The expansion of prosecutorial power and concomitant diminution in judicial authority urged upon us by the People—which there is no reason to think our Legislature ever intended—would also create federal constitutional problems. As the United States Supreme Court has recognized, a prosecutor’s responsibility to law enforcement is inconsistent with the constitutional role of a neutral and detached magistrate. (Coolidge v. New Hampshire (1971) 403 U.S. 443, 449-453 [29 L.Ed.2d 564, 572-575, 91 S.Ct. 2022].) Accordingly, in several contexts that court has also held that the prosecutor’s assessment of probable cause is not sufficient alone to justify the deprivation of important rights prior to trial. (See, e.g., Gerstein v. Pugh (1975) 420 U.S. 103, 116-119 [43 L.Ed.2d 54, 66-68, 95 S.Ct. 854]; Shadwick v. City of Tampa (1972) 407 U.S. 345, 348 [32 L.Ed.2d 783, 787, 92 S.Ct. 2119]; Albrecht v. United States (1927) 273 U.S. 1, 5 [71 L.Ed. 505, 508, 47 S.Ct. 250].)

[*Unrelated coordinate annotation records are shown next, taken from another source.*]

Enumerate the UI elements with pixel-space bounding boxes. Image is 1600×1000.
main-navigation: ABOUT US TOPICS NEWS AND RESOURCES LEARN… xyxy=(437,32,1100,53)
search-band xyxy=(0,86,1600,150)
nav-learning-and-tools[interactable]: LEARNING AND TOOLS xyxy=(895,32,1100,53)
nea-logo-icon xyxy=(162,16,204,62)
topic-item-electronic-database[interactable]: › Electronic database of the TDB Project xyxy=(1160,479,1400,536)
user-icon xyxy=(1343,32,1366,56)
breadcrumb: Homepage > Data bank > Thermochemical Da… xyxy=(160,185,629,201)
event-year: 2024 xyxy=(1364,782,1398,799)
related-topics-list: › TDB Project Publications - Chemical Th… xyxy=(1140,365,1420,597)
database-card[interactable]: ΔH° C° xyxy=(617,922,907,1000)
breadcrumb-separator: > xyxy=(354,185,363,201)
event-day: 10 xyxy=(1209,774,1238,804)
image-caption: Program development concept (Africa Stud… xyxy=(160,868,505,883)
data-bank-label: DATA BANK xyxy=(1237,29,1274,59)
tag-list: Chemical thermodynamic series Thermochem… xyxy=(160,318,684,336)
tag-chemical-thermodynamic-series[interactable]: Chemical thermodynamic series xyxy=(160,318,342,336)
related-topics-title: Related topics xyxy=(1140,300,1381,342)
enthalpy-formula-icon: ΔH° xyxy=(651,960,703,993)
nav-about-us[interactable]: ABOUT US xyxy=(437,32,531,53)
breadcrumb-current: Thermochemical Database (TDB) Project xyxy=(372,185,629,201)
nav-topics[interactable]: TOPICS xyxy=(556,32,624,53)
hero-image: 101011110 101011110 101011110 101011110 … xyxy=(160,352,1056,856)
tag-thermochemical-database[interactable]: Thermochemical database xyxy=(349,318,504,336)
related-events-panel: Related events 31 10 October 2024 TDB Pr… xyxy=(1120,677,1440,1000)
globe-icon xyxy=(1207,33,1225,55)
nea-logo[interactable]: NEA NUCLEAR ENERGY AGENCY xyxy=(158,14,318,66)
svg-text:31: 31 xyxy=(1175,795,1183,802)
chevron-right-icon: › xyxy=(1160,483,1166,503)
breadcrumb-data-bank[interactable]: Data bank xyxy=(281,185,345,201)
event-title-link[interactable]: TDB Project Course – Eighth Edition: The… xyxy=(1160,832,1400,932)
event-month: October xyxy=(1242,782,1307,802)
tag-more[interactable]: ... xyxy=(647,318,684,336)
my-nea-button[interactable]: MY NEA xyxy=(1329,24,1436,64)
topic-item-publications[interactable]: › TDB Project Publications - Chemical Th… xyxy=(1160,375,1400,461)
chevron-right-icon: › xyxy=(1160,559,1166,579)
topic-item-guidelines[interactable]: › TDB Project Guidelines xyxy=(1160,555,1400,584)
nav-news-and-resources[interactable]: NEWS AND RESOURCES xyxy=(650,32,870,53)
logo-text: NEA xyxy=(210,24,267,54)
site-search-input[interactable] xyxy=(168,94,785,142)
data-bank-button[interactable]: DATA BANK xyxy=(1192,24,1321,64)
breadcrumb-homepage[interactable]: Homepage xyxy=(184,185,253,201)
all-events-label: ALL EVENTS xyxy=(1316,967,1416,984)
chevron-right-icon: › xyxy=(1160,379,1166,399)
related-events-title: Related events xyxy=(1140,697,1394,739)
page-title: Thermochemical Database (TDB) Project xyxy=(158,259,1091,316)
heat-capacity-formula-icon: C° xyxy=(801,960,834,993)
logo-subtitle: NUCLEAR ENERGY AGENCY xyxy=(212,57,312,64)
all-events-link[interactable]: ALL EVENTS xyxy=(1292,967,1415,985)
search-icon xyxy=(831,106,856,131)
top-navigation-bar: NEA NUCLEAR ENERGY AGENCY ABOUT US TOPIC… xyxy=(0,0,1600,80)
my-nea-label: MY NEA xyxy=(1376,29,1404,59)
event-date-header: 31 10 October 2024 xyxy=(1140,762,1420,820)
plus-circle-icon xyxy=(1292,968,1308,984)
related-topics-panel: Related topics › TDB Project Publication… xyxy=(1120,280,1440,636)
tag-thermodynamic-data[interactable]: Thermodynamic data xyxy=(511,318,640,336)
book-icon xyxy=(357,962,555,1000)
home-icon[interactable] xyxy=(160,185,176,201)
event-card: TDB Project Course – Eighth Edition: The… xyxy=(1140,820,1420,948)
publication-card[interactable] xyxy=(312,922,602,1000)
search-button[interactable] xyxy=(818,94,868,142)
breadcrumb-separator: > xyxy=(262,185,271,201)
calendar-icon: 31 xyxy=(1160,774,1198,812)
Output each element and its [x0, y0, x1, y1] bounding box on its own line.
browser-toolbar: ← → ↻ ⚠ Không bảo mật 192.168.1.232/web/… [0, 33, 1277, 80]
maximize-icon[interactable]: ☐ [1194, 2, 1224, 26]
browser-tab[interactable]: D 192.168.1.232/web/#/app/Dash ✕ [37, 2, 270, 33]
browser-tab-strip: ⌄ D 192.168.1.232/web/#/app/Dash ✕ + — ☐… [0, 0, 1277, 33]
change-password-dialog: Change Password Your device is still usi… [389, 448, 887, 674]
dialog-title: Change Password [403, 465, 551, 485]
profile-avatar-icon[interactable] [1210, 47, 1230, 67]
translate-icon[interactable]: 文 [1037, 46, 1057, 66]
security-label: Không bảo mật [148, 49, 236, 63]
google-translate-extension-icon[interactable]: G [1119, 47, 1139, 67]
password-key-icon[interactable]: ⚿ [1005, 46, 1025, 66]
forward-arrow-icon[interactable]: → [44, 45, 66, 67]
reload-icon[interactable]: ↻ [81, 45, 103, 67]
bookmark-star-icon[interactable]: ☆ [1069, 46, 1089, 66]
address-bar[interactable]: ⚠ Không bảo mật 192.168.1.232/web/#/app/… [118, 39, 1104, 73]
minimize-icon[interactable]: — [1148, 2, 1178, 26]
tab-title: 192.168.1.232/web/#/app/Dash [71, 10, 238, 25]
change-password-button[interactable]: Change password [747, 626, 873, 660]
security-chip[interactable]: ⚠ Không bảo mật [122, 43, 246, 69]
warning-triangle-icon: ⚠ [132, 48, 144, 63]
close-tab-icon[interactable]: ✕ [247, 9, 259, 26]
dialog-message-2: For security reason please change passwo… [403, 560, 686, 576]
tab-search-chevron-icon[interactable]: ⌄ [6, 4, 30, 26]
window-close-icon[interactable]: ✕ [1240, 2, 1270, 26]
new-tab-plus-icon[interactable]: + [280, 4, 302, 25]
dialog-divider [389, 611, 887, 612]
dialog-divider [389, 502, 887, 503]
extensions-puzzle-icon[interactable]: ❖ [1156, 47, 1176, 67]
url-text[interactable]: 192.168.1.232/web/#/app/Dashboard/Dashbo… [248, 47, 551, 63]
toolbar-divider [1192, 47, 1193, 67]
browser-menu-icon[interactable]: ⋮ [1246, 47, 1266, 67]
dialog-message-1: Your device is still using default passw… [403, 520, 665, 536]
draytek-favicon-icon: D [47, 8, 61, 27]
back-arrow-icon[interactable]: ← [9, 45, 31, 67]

Thus, without invading the conventional parameters of prosecutorial discretion to charge, our interpretation of section 707 saves the statute from infirmities that would expose it to both state and federal constitutional challenge. (See, e.g., United States v. Bland (S.D.Tex. 1971) 330 F.Supp. 34, 39.)
For the foregoing reasons, we hold that the allegation in the petition that a minor committed any of the offenses listed in subdivision (b) of section *787707 does not relieve the prosecution of the need to establish a prima facie case in the manner described by In re Dennis H., supra, 19 Cal.App.3d 350, when, prior to the fitness hearing, the minor requests that this be done.17 In the interests of judicial economy, the hearing at which the prima facie case must be established may be consolidated with the fitness hearing if this does not conflict with the minor’s right to a detention rehearing within the time limits prescribed by section 637, which right may be waived by the minor. In'any event, the issue of fitness cannot be considered unless the prima facie case is first made out.
Because in this case the prosecution was not required to and did not establish a prima facie case in response to the minor’s timely challenge to the sufficiency of the evidence, the orders denying a detention rehearing and declaring the minor unfit to be dealt with under the Juvenile Court Law must be vacated.
Let a peremptory writ of mandate issue directing respondent court to vacate its orders denying a detention rehearing and finding petitioner unfit to be dealt with under the Juvenile Court Law, and to conduct a new fitness hearing consistent with the views expressed herein.
Rouse, J., and Smith, J., concurred.